I dismounted and started my run in to transition….and got lost for the first time ever in transition. It probably ate up about 30 seconds. I was close, but unable to recognize where I needed to put my bike. Argh! I am already slow! And now this? Overall – between both my transitions I could have easily taken off 3 minutes…if I could be more efficient. My T2 was one of the slowest in my age group. Once I found where I put my bike back I racked it, threw off my bike gear and threw on my run gear and headed out.
My legs felt tired. I grumbled. I need to work on my strength to support my new found speed on the bike. But, I sucked it up as best as I could. The run was hot. Very hot. But well supported. Loved the volunteers! There were also 3 main hills: one up a pedestrian bridge, one up First street, and one up Third. You also got to run down the hill on Second street and down the bridge back over to Titan stadium. The hills were tough, and I kept positive talk to not let the course win. My run wasn’t as fast as I wanted – in fact – slower than my other Olympic in Knoxville (where I didn’t even think about having to move my legs – they just did). But, I didn’t quit even though my legs argued. I finished the first lap and headed back up the pedestrian bridge and I saw my family on the bridge…cheering away! I smiled and kept going. I was almost done already! I wasn’t as strong on the run as I wanted to be, but, I didn’t quit either: I didn’t let the feeling of not wanting to run stop my efforts. The last 0.5 miles I picked up my tempo and was near a relative sprint (relative please – to many it may have been a stroll) thinking “This is where I need to be the entire run!” And…I kept my pace up to the end.

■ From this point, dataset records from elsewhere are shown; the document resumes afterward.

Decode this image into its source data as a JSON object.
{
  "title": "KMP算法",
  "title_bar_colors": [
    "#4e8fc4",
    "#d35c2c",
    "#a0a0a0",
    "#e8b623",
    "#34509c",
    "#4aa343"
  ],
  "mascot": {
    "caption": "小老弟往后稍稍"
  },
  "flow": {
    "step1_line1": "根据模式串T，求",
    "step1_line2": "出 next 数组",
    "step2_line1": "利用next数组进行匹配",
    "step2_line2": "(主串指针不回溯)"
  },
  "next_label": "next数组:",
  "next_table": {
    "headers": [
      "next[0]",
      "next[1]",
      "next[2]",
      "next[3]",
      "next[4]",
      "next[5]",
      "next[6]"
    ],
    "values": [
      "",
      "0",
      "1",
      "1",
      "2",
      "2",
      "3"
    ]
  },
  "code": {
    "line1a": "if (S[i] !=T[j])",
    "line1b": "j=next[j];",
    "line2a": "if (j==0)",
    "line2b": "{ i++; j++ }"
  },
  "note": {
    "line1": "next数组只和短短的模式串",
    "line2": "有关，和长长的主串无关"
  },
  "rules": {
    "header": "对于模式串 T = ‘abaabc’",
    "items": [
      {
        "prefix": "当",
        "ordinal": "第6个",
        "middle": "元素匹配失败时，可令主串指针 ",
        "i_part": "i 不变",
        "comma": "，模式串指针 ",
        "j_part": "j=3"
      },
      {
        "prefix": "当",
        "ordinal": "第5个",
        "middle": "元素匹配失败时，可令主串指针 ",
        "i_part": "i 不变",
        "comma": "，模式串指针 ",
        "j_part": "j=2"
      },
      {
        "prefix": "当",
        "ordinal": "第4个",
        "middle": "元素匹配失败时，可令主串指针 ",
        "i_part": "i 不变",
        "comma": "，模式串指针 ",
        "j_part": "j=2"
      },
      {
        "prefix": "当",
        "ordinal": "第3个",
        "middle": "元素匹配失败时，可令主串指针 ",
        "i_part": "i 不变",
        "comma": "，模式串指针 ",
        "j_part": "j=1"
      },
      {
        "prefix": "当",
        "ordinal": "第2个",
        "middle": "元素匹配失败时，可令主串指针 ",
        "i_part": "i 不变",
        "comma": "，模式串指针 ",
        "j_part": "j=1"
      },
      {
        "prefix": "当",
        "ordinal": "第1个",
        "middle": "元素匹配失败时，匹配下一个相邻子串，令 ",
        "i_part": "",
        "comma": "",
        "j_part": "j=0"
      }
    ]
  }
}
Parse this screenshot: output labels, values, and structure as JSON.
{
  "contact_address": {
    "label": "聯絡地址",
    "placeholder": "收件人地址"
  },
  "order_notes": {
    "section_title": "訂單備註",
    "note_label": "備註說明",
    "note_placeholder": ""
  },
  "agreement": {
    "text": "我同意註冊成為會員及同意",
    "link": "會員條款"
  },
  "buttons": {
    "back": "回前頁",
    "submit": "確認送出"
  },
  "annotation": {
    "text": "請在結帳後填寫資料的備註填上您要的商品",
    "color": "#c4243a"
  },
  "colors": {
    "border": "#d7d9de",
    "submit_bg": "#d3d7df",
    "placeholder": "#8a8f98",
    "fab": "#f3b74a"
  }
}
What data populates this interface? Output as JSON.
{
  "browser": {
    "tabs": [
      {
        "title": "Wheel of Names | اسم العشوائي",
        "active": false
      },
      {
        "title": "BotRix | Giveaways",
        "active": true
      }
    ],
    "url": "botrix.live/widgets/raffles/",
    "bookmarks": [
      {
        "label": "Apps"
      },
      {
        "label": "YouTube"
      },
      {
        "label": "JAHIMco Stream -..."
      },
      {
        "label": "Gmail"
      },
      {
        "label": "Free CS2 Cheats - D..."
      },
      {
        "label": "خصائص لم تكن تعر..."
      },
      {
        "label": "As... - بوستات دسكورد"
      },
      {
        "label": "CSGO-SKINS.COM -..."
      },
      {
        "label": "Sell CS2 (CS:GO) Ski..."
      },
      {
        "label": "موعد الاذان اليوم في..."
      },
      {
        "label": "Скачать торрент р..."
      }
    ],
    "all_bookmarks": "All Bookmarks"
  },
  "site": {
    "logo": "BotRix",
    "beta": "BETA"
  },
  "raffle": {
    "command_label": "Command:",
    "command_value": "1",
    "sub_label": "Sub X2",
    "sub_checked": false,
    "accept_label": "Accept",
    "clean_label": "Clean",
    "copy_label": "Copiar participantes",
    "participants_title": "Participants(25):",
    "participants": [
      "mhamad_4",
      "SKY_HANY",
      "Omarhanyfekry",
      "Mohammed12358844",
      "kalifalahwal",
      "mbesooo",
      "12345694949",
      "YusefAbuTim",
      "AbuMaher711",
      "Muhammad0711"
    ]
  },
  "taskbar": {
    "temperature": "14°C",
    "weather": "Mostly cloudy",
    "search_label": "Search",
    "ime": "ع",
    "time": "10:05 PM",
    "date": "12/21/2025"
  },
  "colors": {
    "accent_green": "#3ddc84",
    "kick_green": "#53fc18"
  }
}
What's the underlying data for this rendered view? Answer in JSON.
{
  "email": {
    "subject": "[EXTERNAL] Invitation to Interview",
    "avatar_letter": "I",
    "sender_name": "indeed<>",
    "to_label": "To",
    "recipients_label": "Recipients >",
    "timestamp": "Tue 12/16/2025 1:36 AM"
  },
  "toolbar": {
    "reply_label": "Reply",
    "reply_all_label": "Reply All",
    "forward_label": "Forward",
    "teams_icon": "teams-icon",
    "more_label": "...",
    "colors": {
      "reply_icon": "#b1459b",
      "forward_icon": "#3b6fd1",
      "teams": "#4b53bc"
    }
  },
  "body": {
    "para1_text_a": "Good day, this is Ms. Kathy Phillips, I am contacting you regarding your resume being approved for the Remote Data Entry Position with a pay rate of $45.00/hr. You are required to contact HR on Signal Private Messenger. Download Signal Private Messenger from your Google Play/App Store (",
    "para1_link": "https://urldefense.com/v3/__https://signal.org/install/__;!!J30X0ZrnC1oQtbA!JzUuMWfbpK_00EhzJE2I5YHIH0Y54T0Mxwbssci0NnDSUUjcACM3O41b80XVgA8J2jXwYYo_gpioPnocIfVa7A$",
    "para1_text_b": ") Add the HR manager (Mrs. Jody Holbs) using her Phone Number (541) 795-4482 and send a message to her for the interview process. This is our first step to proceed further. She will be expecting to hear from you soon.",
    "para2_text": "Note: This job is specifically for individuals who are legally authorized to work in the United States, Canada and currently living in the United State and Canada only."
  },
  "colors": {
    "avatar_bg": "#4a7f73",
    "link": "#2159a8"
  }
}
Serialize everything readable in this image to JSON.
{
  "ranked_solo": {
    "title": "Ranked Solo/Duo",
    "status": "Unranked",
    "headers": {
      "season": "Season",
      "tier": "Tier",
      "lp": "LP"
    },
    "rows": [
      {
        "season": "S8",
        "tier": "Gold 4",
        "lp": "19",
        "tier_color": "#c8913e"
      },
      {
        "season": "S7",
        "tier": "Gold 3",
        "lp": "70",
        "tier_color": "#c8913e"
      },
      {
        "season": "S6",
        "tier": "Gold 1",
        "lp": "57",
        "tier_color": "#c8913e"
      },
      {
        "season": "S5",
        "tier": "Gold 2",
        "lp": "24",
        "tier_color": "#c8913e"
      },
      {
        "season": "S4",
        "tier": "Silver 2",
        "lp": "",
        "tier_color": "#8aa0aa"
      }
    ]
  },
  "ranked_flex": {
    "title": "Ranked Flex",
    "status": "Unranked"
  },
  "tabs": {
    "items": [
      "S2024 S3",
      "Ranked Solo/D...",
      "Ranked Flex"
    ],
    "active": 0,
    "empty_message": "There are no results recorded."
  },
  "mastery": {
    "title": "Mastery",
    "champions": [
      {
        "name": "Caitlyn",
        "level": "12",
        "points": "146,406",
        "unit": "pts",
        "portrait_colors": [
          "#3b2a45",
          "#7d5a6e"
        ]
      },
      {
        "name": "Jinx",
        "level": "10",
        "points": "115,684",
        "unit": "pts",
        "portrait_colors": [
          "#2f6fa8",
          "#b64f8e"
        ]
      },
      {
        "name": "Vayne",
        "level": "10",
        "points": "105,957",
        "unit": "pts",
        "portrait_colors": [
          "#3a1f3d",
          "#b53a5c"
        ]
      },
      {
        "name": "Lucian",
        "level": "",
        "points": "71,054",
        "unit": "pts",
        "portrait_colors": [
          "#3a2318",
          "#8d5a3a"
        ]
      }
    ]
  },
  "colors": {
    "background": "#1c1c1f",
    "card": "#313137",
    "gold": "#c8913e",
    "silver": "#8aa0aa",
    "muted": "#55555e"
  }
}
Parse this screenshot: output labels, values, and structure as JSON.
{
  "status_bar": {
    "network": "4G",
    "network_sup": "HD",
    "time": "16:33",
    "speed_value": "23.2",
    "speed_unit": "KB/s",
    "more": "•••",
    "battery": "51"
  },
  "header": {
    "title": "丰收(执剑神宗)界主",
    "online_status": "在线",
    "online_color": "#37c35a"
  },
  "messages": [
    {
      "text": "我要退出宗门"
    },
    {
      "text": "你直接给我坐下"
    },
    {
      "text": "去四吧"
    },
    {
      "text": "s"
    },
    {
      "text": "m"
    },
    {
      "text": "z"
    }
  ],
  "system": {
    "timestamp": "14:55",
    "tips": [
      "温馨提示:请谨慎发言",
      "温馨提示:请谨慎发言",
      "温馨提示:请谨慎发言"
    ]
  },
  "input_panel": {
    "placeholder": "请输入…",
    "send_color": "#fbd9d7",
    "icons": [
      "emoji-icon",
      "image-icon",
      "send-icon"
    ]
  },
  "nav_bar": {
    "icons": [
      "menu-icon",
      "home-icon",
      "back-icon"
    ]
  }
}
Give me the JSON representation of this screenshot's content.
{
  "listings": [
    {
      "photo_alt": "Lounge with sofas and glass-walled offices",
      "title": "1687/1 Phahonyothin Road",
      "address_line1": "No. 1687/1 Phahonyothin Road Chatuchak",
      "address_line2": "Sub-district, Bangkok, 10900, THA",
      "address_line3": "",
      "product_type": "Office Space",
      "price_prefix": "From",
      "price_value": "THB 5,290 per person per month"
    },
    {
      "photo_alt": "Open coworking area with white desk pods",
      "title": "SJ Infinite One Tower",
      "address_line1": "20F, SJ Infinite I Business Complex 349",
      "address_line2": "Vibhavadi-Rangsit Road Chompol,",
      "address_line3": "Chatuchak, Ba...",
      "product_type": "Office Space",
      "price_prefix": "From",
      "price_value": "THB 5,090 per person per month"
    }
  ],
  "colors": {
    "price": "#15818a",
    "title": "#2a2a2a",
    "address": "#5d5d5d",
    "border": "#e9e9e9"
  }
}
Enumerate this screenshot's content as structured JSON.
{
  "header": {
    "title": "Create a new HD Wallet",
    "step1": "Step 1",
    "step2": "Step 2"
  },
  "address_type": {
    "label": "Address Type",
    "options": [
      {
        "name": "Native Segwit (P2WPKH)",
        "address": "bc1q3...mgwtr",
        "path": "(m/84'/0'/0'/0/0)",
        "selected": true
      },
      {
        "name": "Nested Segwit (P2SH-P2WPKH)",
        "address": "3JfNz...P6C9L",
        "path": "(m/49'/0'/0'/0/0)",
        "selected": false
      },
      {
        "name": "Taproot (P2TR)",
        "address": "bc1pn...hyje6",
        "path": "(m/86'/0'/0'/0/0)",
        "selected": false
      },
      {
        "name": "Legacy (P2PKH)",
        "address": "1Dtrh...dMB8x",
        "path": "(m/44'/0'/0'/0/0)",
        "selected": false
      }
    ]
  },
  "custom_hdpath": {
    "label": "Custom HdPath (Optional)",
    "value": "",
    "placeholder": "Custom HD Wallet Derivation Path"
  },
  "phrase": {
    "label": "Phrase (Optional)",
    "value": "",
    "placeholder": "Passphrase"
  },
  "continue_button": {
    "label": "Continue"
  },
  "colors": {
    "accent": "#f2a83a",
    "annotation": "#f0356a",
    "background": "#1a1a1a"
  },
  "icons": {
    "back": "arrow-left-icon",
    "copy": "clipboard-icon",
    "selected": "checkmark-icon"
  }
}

Once over the finish line I saw sprayers so I took off my shoes and walked under them. Soon I saw Pam and my family came around as well. We chatted, talked about things. I wanted to wait for the results, and my family was ready to go. So we said good bye, I gave them my appreciation for them making the journey (I didn’t hug them…I was soaked!) and it was soon all over. The weekend was over.
Pam and I talked, Carlos waited at the car. Once the results were posted Carlos and I went to get my stuff from transition. We had to race to the hotel so I could shower before the drive back to Atlanta. And then Carlos had another 4 hour drive to Savannah. Talk about supportive!
Overall – a good race. It is more about effort than a PR (although, if the swim had been complete it would have been one for me), and I loved having my family there sharing something I enjoy so much. You can’t ask for too much more!